Basic Needs Approach in the Refugee Response

from UN High Commissioner for Refugees
Published on 20 Apr 2017 View Original

This document presents the basic needs approach that UNHCR is pursuing and expanding across operations when providing multi-purpose cash grants to refugees in collaboration with partners.

What is a Basic Needs Approach?

UNHCR defines the basic needs approach as a way to enable refugees, based on their socio-economic vulnerabilities, to meet their basic needs through means to survive and access to services. Anchored in a rights-based approach and delivered in partnership, it is an integral part of protection and solutions.

Utilizing a poverty lens, the basic needs approach consists of such elements as: identity management, multi-sectoral needs assessment, response analysis, delivery of assistance, referrals, accountability to affected people and monitoring.

UNHCR identifies refugees in need and with partners analyses their economic vulnerability based on a context-specific minimum level of expenditure — as a poverty line — that a refugee household needs to meet the costs of food, basic household items, rent, and water each month.

UNHCR and partners then design the response to enable refugee households to fill — at a minimum — these basic needs through assistance and service provision, both year-round and during seasonal events, such as harsh winters.

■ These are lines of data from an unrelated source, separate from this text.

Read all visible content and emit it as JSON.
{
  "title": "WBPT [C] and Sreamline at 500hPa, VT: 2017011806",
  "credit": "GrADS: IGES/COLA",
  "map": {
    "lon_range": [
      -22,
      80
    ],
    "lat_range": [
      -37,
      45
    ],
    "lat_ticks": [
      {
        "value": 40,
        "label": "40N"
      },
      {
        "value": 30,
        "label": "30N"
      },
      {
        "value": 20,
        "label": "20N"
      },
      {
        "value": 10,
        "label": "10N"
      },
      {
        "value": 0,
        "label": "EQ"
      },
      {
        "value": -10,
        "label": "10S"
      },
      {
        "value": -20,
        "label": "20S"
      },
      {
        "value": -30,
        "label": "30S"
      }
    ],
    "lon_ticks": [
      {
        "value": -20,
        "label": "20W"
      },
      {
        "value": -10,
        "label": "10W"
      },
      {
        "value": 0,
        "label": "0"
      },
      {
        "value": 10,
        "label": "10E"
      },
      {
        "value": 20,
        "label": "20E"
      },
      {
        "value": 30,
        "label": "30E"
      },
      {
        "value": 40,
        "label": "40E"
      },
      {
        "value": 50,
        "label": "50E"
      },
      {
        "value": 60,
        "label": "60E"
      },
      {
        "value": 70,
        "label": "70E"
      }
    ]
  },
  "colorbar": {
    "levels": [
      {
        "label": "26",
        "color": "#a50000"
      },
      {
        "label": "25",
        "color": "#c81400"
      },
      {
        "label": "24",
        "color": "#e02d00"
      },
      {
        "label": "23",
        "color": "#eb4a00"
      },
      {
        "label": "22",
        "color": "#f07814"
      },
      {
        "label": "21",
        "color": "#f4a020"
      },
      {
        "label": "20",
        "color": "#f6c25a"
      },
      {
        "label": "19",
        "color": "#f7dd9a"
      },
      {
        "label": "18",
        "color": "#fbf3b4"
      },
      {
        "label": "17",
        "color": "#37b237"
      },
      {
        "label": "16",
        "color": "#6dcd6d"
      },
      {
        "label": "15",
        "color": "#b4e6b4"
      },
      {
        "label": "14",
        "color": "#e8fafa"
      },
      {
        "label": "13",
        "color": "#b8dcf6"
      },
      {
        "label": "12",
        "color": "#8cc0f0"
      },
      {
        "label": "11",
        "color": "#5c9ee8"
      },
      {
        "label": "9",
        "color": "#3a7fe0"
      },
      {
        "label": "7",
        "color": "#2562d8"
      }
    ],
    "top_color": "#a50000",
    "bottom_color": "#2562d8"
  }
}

The basic needs approach is particularly suited to Multi-Purpose Cash Grants (MPGs), which can be more cost effective and timely than in-kind assistance, delivered at scale to a large dispersed refugee population. MPGs empower refugees, enabling households to decide how to prioritize their expenditures.

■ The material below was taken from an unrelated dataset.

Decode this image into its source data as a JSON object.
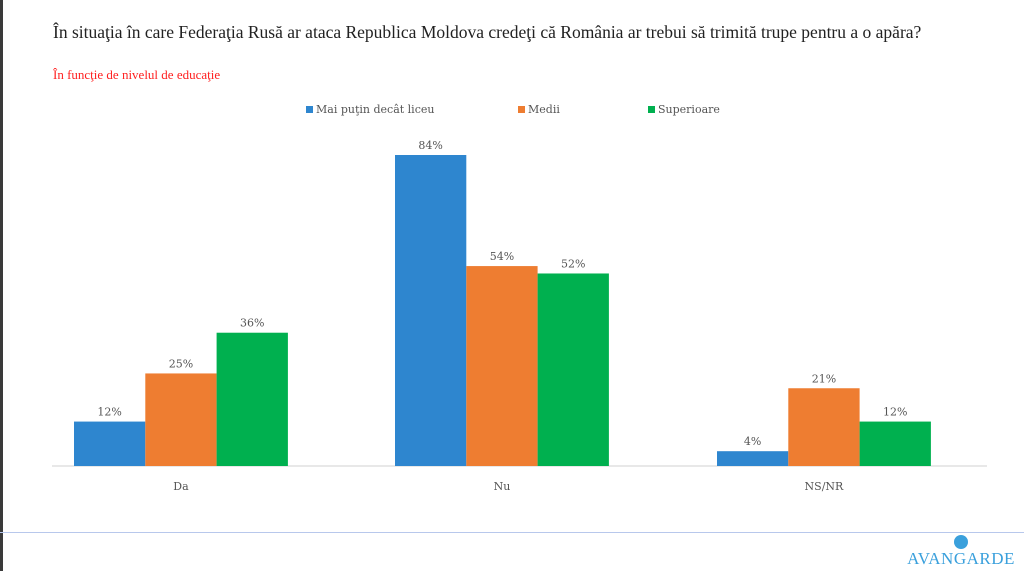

Why a Basic Needs Approach?

Being part of UNHCR's core business, it facilitates the delivery of an immediate minimum safety net, to be complemented by more specific sector interventions through in-kind or cash, or ensuring access to services.

• It is an integral and critical part of the protection and solutions strategy: it ensures protection through registration and accountability to affected people.

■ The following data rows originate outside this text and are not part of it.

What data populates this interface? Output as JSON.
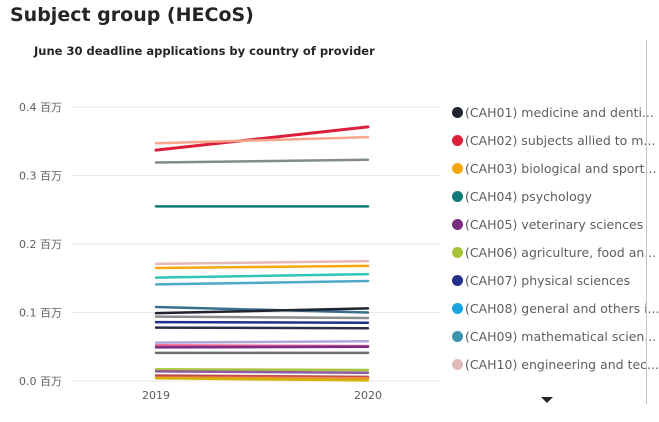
{
  "page": {
    "title": "Subject group (HECoS)"
  },
  "chart_data": {
    "type": "line",
    "title": "June 30 deadline applications by country of provider",
    "xlabel": "",
    "ylabel": "",
    "categories": [
      "2019",
      "2020"
    ],
    "ylim": [
      0,
      0.4
    ],
    "yticks": [
      0,
      0.1,
      0.2,
      0.3,
      0.4
    ],
    "ytick_labels": [
      "0.0 百万",
      "0.1 百万",
      "0.2 百万",
      "0.3 百万",
      "0.4 百万"
    ],
    "grid": true,
    "legend_position": "right",
    "legend": [
      {
        "label": "(CAH01) medicine and denti...",
        "color": "#1f2430"
      },
      {
        "label": "(CAH02) subjects allied to m...",
        "color": "#dd1f3b"
      },
      {
        "label": "(CAH03) biological and sport...",
        "color": "#f5a70f"
      },
      {
        "label": "(CAH04) psychology",
        "color": "#117a78"
      },
      {
        "label": "(CAH05) veterinary sciences",
        "color": "#7b2d84"
      },
      {
        "label": "(CAH06) agriculture, food an...",
        "color": "#a8c23a"
      },
      {
        "label": "(CAH07) physical sciences",
        "color": "#22308c"
      },
      {
        "label": "(CAH08) general and others i...",
        "color": "#1aa4e0"
      },
      {
        "label": "(CAH09) mathematical scien...",
        "color": "#3a95ad"
      },
      {
        "label": "(CAH10) engineering and tec...",
        "color": "#e3b9b7"
      }
    ],
    "series": [
      {
        "values": [
          0.337,
          0.371
        ],
        "color": "#dd1f3b"
      },
      {
        "values": [
          0.347,
          0.356
        ],
        "color": "#f9a58a"
      },
      {
        "values": [
          0.319,
          0.323
        ],
        "color": "#7f8c8a"
      },
      {
        "values": [
          0.255,
          0.255
        ],
        "color": "#117a78"
      },
      {
        "values": [
          0.171,
          0.175
        ],
        "color": "#e3b9b7"
      },
      {
        "values": [
          0.165,
          0.168
        ],
        "color": "#f5a70f"
      },
      {
        "values": [
          0.151,
          0.156
        ],
        "color": "#2ec4b6"
      },
      {
        "values": [
          0.141,
          0.146
        ],
        "color": "#4fa8c6"
      },
      {
        "values": [
          0.108,
          0.1
        ],
        "color": "#3a6e8f"
      },
      {
        "values": [
          0.099,
          0.106
        ],
        "color": "#1f2430"
      },
      {
        "values": [
          0.094,
          0.092
        ],
        "color": "#8c8c8c"
      },
      {
        "values": [
          0.086,
          0.085
        ],
        "color": "#22308c"
      },
      {
        "values": [
          0.078,
          0.077
        ],
        "color": "#2b2f45"
      },
      {
        "values": [
          0.056,
          0.058
        ],
        "color": "#b4a7d6"
      },
      {
        "values": [
          0.052,
          0.051
        ],
        "color": "#e75a8a"
      },
      {
        "values": [
          0.049,
          0.05
        ],
        "color": "#7b2d84"
      },
      {
        "values": [
          0.041,
          0.041
        ],
        "color": "#6d6d6d"
      },
      {
        "values": [
          0.017,
          0.016
        ],
        "color": "#a8c23a"
      },
      {
        "values": [
          0.014,
          0.012
        ],
        "color": "#8e5a9e"
      },
      {
        "values": [
          0.008,
          0.006
        ],
        "color": "#c14b4b"
      },
      {
        "values": [
          0.005,
          0.004
        ],
        "color": "#f0883e"
      },
      {
        "values": [
          0.004,
          0.001
        ],
        "color": "#d4b300"
      }
    ]
  }
}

• It also promotes refugee access to national systems and services and longer-term and sustainable solutions.

• It puts the refugee at the centre of assistance design, encouraging sectors to combine their efforts into one coordinated and standardized package of MPGs and services.

• Anchored in multi-sectoral needs assessments, it promotes do no harm, addresses inconsistencies in assistance levels and can result in efficiency gains.

• It can facilitate the referral of households or individuals to a specific sector or protection intervention.

UNHCR and Basic Needs

UNHCR has employed a multi-sector response to refugee emergencies and cash assistance for more than two decades. The UNHCR Results Framework defines basic needs in terms of access to basic services and assistance in health, nutrition, WASH, food, shelter, energy, education, as well as domestic items and specialised services for people with specific needs. The current basic needs approach builds on these experiences, with the added value of cash becoming an option in an increasing number of contexts.

The Syria crisis has grounded existing sector-based approaches to basic needs in a common understanding of socio-economic vulnerability of refugee families and communities within the overall protection and solutions strategy for refugees and a broader complementary coordination system. Recent policy directions, such as alternatives to camps, has increased focus on building on existing structures and development initiatives, including facilitating access of refugees' to national service delivery systems so to ensure sustainability of the response and foster solutions.